The Plot
inspired by the Moon Card
I’ve spent the last few hours debating what I wanted to do with this piece of writing. I wrote and submitted a first draft for the The Rebis’ Moon edition, and they passed.
I considered sitting on it, revising it, and submitting it to a few other places. But it felt fitting that it found its way back to me on today’s new moon. So I spent some time editing it and decided to share it here.
The Plot
The granite is cool on my bare shoulders. It’s July. The air is thick. Sweat drops onto my chest. How many years will pass before the tree behind me grows tall enough to provide shade? Will I be dead before it happens?
I want to ease more of my body against the stone. To be supported.
But I hesitate. As I usually do.
How much pressure can my parents’ name and Mary Oliver’s words take before it topples?
People kick gravestones over.
If a foot could do it, my fat body is certainly too much.
I stand up.
I don’t understand cemeteries. I never have.
I didn’t find the sort-by-price feature on the funeral home computer fast enough to be spared the sight of the $40,000 Promethean.

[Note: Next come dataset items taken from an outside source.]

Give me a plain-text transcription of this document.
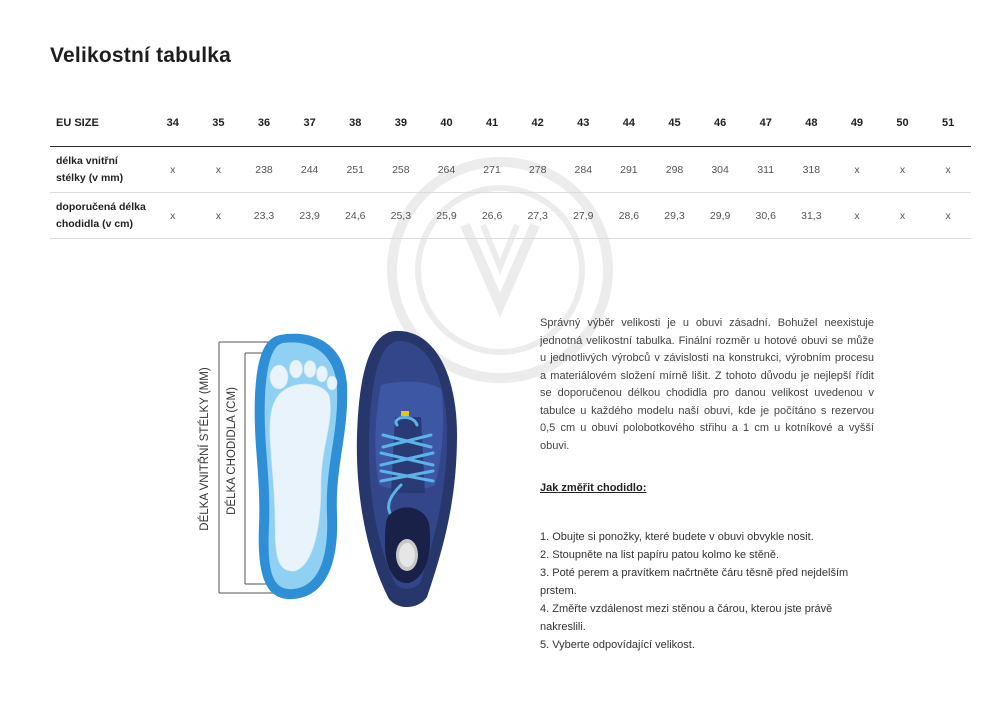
Velikostní tabulka
EU SIZE	34	35	36	37	38	39	40	41	42	43	44	45	46	47	48	49	50	51
délka vnitřní
stélky (v mm)	x	x	238	244	251	258	264	271	278	284	291	298	304	311	318	x	x	x
doporučená délka
chodidla (v cm)	x	x	23,3	23,9	24,6	25,3	25,9	26,6	27,3	27,9	28,6	29,3	29,9	30,6	31,3	x	x	x
DÉLKA VNITŘNÍ STÉLKY (MM) DÉLKA CHODIDLA (CM)
Správný výběr velikosti je u obuvi zásadní. Bohužel neexistuje jednotná velikostní tabulka. Finální rozměr u hotové obuvi se může u jednotlivých výrobců v závislosti na konstrukci, výrobním procesu a materiálovém složení mírně lišit. Z tohoto důvodu je nejlepší řídit se doporučenou délkou chodidla pro danou velikost uvedenou v tabulce u každého modelu naší obuvi, kde je počítáno s rezervou 0,5 cm u obuvi polobotkového střihu a 1 cm u kotníkové a vyšší obuvi.
Jak změřit chodidlo:
1. Obujte si ponožky, které budete v obuvi obvykle nosit.
2. Stoupněte na list papíru patou kolmo ke stěně.
3. Poté perem a pravítkem načrtněte čáru těsně před nejdelším prstem.
4. Změřte vzdálenost mezi stěnou a čárou, kterou jste právě nakreslili.
5. Vyberte odpovídající velikost.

My dad did not end up in the Promethean.
Neither did my mom.
I opted for the same make and model they chose for my brother.

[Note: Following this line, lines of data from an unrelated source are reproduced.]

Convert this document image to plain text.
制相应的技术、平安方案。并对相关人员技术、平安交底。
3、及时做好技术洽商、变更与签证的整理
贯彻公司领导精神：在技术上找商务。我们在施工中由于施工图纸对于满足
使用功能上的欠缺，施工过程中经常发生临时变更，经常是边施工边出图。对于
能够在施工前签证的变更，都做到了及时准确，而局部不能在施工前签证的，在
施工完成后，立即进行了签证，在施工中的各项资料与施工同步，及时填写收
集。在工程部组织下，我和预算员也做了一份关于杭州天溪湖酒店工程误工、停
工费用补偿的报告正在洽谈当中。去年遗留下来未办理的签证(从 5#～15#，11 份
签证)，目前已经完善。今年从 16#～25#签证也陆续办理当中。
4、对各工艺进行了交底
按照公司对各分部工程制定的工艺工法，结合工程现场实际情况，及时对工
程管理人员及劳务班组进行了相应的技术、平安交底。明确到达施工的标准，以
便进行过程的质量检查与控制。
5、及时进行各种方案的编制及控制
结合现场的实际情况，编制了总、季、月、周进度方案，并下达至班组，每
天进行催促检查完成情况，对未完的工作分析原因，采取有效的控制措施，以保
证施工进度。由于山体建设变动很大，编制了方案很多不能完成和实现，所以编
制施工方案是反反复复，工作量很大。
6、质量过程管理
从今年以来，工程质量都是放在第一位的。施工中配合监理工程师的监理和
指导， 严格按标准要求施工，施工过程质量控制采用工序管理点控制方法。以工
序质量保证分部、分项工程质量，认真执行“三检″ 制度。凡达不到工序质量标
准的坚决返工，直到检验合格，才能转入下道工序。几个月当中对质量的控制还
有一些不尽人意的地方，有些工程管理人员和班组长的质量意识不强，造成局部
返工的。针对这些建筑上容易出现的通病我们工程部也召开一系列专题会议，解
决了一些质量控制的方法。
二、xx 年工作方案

Who was I to second-guess their taste?
It was oak or mahogany. I can’t be certain.
I don’t want to be here. When I die that is. But there’s room if I want it.
Each plot comes with two spots for cremated remains.

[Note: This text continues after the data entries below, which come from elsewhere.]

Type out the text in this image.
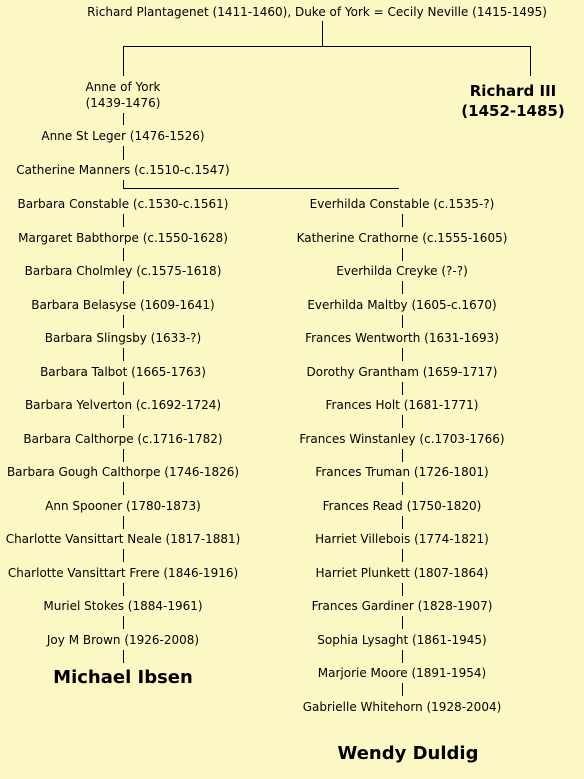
Richard Plantagenet (1411-1460), Duke of York = Cecily Neville (1415-1495)
Anne of York
(1439-1476)
Richard III
(1452-1485)
Anne St Leger (1476-1526)
Catherine Manners (c.1510-c.1547)
Barbara Constable (c.1530-c.1561)
Margaret Babthorpe (c.1550-1628)
Barbara Cholmley (c.1575-1618)
Barbara Belasyse (1609-1641)
Barbara Slingsby (1633-?)
Barbara Talbot (1665-1763)
Barbara Yelverton (c.1692-1724)
Barbara Calthorpe (c.1716-1782)
Barbara Gough Calthorpe (1746-1826)
Ann Spooner (1780-1873)
Charlotte Vansittart Neale (1817-1881)
Charlotte Vansittart Frere (1846-1916)
Muriel Stokes (1884-1961)
Joy M Brown (1926-2008)
Everhilda Constable (c.1535-?)
Katherine Crathorne (c.1555-1605)
Everhilda Creyke (?-?)
Everhilda Maltby (1605-c.1670)
Frances Wentworth (1631-1693)
Dorothy Grantham (1659-1717)
Frances Holt (1681-1771)
Frances Winstanley (c.1703-1766)
Frances Truman (1726-1801)
Frances Read (1750-1820)
Harriet Villebois (1774-1821)
Harriet Plunkett (1807-1864)
Frances Gardiner (1828-1907)
Sophia Lysaght (1861-1945)
Marjorie Moore (1891-1954)
Gabrielle Whitehorn (1928-2004)
Michael Ibsen
Wendy Duldig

What a steal. Just like the land my family is decomposing in.
I won’t change my mind.
I want to be burned.
Deposited along a busy summer shoreline.
My elbow wafting into a peanut butter and jelly.
My big toe mixing with a white man’s Bud Light.
The rest finding its way into the bellies of crustaceans.
They’re not picky.
I learned this working in a fish market, watching lobsters awaiting their death feast on each other.
Those cannibals would love my cellulite.
A car door slams.
A dog jumps out and promptly pisses on the “NO DOGS ALLOWED” sign.
What time was it anyway?
A steamy shit arrives next.
Another person may have taken offense, but I have more in common with that dog than the dead people beneath my feet.
Who are we to dictate where an animal defecates?
Who was the Catholic Church to tell me I could still go to heaven as long as I didn’t act on my gayness?
A loophole logged in high school theology class, while simultaneously wondering if my period had leaked through my wool uniform skirt or if my vagina was just sweaty from the lack of air circulation.
Now, here I am, sweating, trying, on ways to tell my parents’ corpses that I had watched the moon rise on a beach with a woman I fell for. That love was possible for me.
I’ve been a dog pissing on signs longer than I realized.
A primal ache rises.
I want to lay down on the prickly grass.
To be held by the earth between my brother and parents.
But my body doesn’t move.
What the hell am I doing here?
I’m slightly startled by the sound of my own voice.
I know the answer.
Living…
in defiance of the system that handed my mother a folded American flag with pride as she buried her son, his skull shattered by the bullets they taught him to fire with military precision.
in defiance of the silence perpetuated by Irish Catholic culture, that created a father who could not feel unless alcohol coursed through his veins.
in defiance of the lesson taught by rocks that pelted my mother on her walk home from school, one that caused her to hate her body and fear the shape of mine.
I notice the moon crest over the horizon.
I step out from between the two stones, and head toward my car.






This found me at the perfect moment. 💗
naming this is excellent, tension around the body’s hesitation to belong even where it is “allowed.”